Whole Foods Working to Restore Landmark Gowanus Building

By Leslie Albrecht on October 23, 2012 8:02am 

GOWANUS — The new Whole Foods at Third Avenue and Third Street isn't the only change coming to that corner of Gowanus — a neighborhood landmark will get a new look as well.

Whole Foods officials confirmed recently that architects are now working on plans to restore the 19th-century Coignet Stone Company building next to the new store.

The building's dilapidated exterior will get a facelift as part of a deal Whole Foods signed when it acquired the property, though Whole Foods doesn't own the structure and has no plans to use it, store officials told Brooklyn's Community Board 6 in a recent memo.

The fate of the ornate Coignet building has been closely watched since Whole Foods announced plans to build a 52,000-square foot store just a few feet from the historic building, which has stood at the site since the mid-1870s. Any improvements to the structure must be approved by the Landmarks Preservation Commission.

Whole Foods spokesman Michael Sinatra said he could not disclose how much it would cost to restore the building's exterior. No work is planned on the building's interior.

The Coignet building was built around 1873 to show off a new kind of concrete produced at an adjacent factory that was later demolished, according to the 2006 landmark designation report. Preservationists protested when Whole Foods won permission to shrink the building's lot size.

Whole Foods officials also told Community Board 6 the store will showcase Brooklyn-based products in nearly every aisle. The new store, now in the initial stages of construction on Third Street and Third Avenue, will stock Brooklyn Brine pickles and Crop to Cup Coffee, both of which are headquartered on President Street, just blocks from the new store.

Other local products will include Red Hook’s Sixpoint Beer, Greenpoint’s Gotham Greens and Acme Smoked Fish, and Boerum Hill-based NuNu Chocolates.
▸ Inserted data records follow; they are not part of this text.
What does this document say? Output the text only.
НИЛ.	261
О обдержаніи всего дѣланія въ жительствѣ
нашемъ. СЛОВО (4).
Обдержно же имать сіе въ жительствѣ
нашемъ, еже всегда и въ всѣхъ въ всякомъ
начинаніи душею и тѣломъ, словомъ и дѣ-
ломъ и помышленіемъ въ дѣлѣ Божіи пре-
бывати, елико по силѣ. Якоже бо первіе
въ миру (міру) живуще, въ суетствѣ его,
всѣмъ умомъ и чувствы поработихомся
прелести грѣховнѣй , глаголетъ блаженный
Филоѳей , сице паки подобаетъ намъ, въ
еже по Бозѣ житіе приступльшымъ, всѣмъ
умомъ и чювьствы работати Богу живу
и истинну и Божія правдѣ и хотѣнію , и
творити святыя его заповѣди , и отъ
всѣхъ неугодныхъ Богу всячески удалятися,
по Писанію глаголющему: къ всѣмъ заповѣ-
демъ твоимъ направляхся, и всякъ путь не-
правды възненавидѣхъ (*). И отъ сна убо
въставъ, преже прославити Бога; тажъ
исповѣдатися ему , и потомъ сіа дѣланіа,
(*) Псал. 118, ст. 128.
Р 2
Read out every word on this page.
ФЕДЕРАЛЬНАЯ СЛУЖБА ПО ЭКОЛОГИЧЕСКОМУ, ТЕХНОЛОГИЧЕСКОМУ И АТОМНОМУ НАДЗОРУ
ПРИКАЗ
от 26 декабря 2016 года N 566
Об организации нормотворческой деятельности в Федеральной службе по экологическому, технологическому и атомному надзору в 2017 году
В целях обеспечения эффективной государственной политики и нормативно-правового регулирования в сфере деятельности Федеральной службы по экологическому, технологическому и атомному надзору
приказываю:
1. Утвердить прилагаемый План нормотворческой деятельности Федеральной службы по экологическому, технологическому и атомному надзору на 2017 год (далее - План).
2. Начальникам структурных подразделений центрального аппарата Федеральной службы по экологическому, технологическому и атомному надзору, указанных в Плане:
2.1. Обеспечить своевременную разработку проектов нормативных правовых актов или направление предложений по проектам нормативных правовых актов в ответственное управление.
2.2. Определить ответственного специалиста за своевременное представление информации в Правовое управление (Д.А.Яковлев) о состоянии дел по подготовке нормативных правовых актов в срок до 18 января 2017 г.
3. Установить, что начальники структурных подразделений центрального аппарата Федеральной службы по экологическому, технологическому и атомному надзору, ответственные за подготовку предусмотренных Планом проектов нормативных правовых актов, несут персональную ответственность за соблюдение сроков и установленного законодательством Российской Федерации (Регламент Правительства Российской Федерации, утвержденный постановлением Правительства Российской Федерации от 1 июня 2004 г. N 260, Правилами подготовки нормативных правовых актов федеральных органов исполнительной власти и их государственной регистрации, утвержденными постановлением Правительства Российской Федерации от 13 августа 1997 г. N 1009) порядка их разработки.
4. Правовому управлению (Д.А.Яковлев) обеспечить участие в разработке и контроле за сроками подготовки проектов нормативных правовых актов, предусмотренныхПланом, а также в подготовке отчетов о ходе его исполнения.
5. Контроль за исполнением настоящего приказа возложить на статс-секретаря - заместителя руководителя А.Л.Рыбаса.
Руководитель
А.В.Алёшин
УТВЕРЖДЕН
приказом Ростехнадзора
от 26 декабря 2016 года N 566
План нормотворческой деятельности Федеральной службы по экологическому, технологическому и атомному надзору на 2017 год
The Austin-based gourmet retailer says it's so committed to hawking local wares that it employs a "local forager who solely works as a liaison and conduit to assist small producers in growing their business."

Sinatra said offering neighborhood-centric products is in line with Whole Foods' corporate philosophy. "That's who we are as a company," Sinatra said. "The idea is that when we open a store it's not just to bring a store…it's (also about) supporting the local community and local vendors."

Workers are now preparing the new store’s construction site, and work on the foundation is expected to start later this fall. The 52,000-square foot store is expected to be completed in fall 2013.

Hiring for the new store will start in the summer of 2013, and local elected officials are expected to help organize job fairs in the neighborhood so locals get first crack at “high-quality new employment opportunities,” Whole Foods representatives told Community Board 6.